Saturday, June 9, 2007

Tioga Energy and Enervision

Two innovative solar companies made venture financing news this past week. The Red Herring reported that California-based Tioga Energy launched operations with $10 million in venture financing from NGEN Partners, Draper Fisher Jurvetson, Rockport Capital Partner, DFJ Frontier and Kirland Ventures. Tioga Energy's business model is to serve as an intermediary by financi Posting ng, purchasing, installing, owning and operating solar panels while bringing solar power to its customers through 20 year power purchase contracts, thereby reducing the upfront capital costs of solar panels that have made it so prohibitive for prospective solar power consumers. As mentioned before, MMA Renwewable Ventures and SunEdison are other notable companies that engage in this form of third party financing, which will further SolarTech's goal of encouraging solar adoption.

San Diego based Envision Solar has one of the coolest solar array concepts that I've seen in a while--"Solar Groves." According to Rob Day, author of blog Cleantech Investing, Envision raised $600,000 as part of a $2 million Series A round. Partnering with PV module maker Kyocera, architectural firm Tucker Sadler, and construction firm Midwest General, Inc., Envision Solar provides solar shading structures composed of "Solar Trees" from design through construction.

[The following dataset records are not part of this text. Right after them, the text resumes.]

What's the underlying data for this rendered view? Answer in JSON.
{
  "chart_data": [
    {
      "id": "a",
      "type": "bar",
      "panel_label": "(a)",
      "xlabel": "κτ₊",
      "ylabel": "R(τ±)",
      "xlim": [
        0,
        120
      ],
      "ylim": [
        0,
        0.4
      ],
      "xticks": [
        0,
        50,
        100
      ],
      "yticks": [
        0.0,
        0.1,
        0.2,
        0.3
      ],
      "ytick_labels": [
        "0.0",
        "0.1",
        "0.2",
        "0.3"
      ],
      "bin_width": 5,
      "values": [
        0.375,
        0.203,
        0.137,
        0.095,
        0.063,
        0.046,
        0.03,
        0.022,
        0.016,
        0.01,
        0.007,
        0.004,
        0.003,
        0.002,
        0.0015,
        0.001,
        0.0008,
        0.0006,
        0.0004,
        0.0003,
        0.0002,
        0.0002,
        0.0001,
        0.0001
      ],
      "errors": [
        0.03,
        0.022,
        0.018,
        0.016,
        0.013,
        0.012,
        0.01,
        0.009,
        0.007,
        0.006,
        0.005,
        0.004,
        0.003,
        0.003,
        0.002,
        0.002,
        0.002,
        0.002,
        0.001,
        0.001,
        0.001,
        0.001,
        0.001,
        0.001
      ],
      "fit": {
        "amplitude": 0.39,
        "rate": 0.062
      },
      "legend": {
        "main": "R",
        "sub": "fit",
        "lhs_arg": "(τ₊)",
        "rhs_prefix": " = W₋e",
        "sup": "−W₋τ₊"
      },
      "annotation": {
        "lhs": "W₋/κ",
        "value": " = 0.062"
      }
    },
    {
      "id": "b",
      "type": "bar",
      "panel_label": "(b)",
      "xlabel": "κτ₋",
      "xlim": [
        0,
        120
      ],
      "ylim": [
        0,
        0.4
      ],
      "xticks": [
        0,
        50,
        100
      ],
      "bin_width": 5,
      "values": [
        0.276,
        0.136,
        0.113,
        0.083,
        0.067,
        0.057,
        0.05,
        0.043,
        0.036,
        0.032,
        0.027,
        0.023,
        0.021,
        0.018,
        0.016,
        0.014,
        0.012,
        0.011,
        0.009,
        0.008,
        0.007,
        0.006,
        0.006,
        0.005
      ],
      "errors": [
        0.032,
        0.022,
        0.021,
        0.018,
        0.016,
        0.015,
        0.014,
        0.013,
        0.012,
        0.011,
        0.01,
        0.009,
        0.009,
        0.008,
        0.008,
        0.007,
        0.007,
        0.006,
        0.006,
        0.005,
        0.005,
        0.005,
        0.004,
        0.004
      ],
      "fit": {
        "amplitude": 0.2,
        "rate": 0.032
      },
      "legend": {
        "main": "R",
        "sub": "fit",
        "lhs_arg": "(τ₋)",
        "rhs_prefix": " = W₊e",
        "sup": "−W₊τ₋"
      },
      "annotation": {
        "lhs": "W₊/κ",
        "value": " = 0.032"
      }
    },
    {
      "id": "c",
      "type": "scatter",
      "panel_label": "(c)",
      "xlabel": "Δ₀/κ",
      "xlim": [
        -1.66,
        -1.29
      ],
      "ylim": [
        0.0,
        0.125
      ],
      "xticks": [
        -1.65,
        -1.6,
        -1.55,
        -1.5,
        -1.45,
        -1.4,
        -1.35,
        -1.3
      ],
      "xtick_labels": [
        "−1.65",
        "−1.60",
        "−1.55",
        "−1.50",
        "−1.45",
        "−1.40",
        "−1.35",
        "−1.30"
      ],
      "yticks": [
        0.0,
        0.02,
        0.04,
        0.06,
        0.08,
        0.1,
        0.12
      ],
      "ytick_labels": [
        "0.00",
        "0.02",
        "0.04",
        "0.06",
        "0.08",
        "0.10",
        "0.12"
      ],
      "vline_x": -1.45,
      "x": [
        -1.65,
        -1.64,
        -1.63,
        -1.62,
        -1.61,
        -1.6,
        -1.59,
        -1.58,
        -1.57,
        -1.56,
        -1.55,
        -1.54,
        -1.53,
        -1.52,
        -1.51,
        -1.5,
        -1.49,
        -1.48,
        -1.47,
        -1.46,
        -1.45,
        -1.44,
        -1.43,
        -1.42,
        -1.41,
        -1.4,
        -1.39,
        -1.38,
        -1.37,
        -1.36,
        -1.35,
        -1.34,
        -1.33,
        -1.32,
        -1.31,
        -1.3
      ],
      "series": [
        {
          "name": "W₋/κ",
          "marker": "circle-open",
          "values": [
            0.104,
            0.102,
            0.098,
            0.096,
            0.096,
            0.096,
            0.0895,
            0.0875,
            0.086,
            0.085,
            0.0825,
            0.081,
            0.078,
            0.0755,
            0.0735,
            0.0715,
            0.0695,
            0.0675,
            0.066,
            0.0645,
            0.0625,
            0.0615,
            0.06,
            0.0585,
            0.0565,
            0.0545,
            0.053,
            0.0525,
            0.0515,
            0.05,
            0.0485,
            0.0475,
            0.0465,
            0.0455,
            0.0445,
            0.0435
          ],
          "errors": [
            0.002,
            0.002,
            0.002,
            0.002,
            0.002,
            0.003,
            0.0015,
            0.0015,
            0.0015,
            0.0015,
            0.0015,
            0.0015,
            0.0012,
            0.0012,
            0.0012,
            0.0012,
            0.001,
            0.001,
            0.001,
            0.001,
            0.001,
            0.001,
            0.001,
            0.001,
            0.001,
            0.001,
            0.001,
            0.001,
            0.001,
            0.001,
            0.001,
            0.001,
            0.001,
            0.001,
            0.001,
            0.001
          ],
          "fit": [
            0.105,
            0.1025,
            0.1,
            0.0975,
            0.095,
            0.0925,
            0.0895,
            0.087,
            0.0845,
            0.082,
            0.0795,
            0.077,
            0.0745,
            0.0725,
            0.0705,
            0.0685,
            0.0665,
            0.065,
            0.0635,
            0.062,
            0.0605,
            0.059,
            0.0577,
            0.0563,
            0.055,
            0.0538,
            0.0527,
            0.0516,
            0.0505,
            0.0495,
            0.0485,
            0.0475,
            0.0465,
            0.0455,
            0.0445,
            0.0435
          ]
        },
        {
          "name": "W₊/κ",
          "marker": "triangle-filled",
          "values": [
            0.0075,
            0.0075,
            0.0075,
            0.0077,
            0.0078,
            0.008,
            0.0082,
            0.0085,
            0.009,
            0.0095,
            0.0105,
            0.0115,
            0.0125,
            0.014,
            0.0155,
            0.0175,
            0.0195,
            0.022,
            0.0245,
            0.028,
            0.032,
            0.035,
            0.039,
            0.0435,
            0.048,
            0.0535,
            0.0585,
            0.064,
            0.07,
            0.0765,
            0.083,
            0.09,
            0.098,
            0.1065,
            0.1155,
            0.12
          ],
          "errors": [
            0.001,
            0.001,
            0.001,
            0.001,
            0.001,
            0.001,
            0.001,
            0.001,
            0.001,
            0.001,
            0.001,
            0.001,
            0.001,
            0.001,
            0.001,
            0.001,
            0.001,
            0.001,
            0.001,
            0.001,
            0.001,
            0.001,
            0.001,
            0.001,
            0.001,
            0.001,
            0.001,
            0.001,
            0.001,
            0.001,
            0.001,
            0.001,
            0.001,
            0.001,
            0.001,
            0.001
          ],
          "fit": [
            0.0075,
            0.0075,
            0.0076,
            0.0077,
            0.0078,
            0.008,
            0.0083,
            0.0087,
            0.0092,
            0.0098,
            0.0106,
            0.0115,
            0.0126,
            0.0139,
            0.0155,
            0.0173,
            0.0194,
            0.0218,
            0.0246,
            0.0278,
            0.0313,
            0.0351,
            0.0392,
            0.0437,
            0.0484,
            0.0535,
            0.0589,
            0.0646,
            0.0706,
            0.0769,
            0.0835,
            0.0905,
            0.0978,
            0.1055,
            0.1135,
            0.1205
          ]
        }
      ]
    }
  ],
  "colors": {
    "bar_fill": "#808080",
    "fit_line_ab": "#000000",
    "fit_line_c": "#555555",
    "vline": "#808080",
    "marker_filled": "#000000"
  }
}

A "Solar Tree" consists of a central pole that supports a "canopy" of solar panels, which are designed to be built above cars in parking lots to create shade and generate solar power without encumbering the parking spaces. The first Solar Grove was completed in May 2005 in San Diego at the car park of Kyocera (see picture). Consisting of 25 Solar Trees, the Solar Grove has produced more energy than predicted, about 427,000-kilowatt hours the first year, the equivalent requirement for 68 average homes for a full year.